Although he won support from the John Ruskin, criticism of his clubs caused him to withdraw from public exhibitions and turn to waterhum, which could be sold privately.
In 1861, Rossetti published The Early Italian Poets, a set of English translations of Italian poetry including Dante Alighieri's La Vita Nuova. These, and Sir Thomas Malory's Morte d'Arthur, inspired his art in the 1850s. His visions of Arthurian romance and medieval design also inspired his new friends of this time, William Morris and Edward Burne-Jones. Rossetti also typically wrote sonnets for his pictures, such as "Astarte Syraica". As a designer, he worked with William Morris to produce images for stained glass and other decorative devices.
Both these developments were precipitated by events in his private life, in particular by the death of his wife Elizabeth Siddal. She had taken an overdose of laudanum shortly after giving birth to a stillborn child. Rossetti became increasingly depressed, and buried the bulk of his unpublished poems in his wife's grave at Highgate Cemetery, though he would later have them exhumed.
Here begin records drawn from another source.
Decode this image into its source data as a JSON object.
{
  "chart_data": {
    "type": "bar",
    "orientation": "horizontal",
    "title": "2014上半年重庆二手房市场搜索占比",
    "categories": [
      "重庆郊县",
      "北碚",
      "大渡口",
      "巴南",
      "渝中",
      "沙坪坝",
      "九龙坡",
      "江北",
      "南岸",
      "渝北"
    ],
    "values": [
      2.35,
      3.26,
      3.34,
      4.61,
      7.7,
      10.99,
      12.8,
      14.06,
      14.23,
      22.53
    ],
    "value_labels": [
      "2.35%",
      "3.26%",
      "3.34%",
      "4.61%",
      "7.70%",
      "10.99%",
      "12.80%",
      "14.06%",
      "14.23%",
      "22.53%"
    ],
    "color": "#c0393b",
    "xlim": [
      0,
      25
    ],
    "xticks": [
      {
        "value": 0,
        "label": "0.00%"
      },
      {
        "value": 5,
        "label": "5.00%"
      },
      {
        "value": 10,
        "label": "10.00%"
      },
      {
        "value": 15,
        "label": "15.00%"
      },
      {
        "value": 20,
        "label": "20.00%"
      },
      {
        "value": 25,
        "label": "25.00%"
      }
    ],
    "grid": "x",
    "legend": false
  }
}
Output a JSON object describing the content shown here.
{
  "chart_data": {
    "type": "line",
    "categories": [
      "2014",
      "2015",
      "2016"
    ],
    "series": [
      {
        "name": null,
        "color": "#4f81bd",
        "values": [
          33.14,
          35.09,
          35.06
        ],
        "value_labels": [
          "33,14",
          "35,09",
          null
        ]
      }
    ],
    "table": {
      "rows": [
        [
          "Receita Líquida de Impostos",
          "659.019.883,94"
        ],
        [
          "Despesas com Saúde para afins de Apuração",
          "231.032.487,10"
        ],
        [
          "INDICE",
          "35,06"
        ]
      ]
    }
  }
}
He idealised her image as Dante's Beatrice in a number of paintings, such as Beata Beatrix.
These paintings were to be a major influence on the development of the European Symbolist movement. In these works, Rossetti's depiction of women became almost obsessively stylised. He tended to portray his new lover Fanny Cornforth as the epitome of physical eroticism, whilst another of his mistresses Jane Burden, the wife of his business partner William Morris, was glamorised as an ethereal goddess.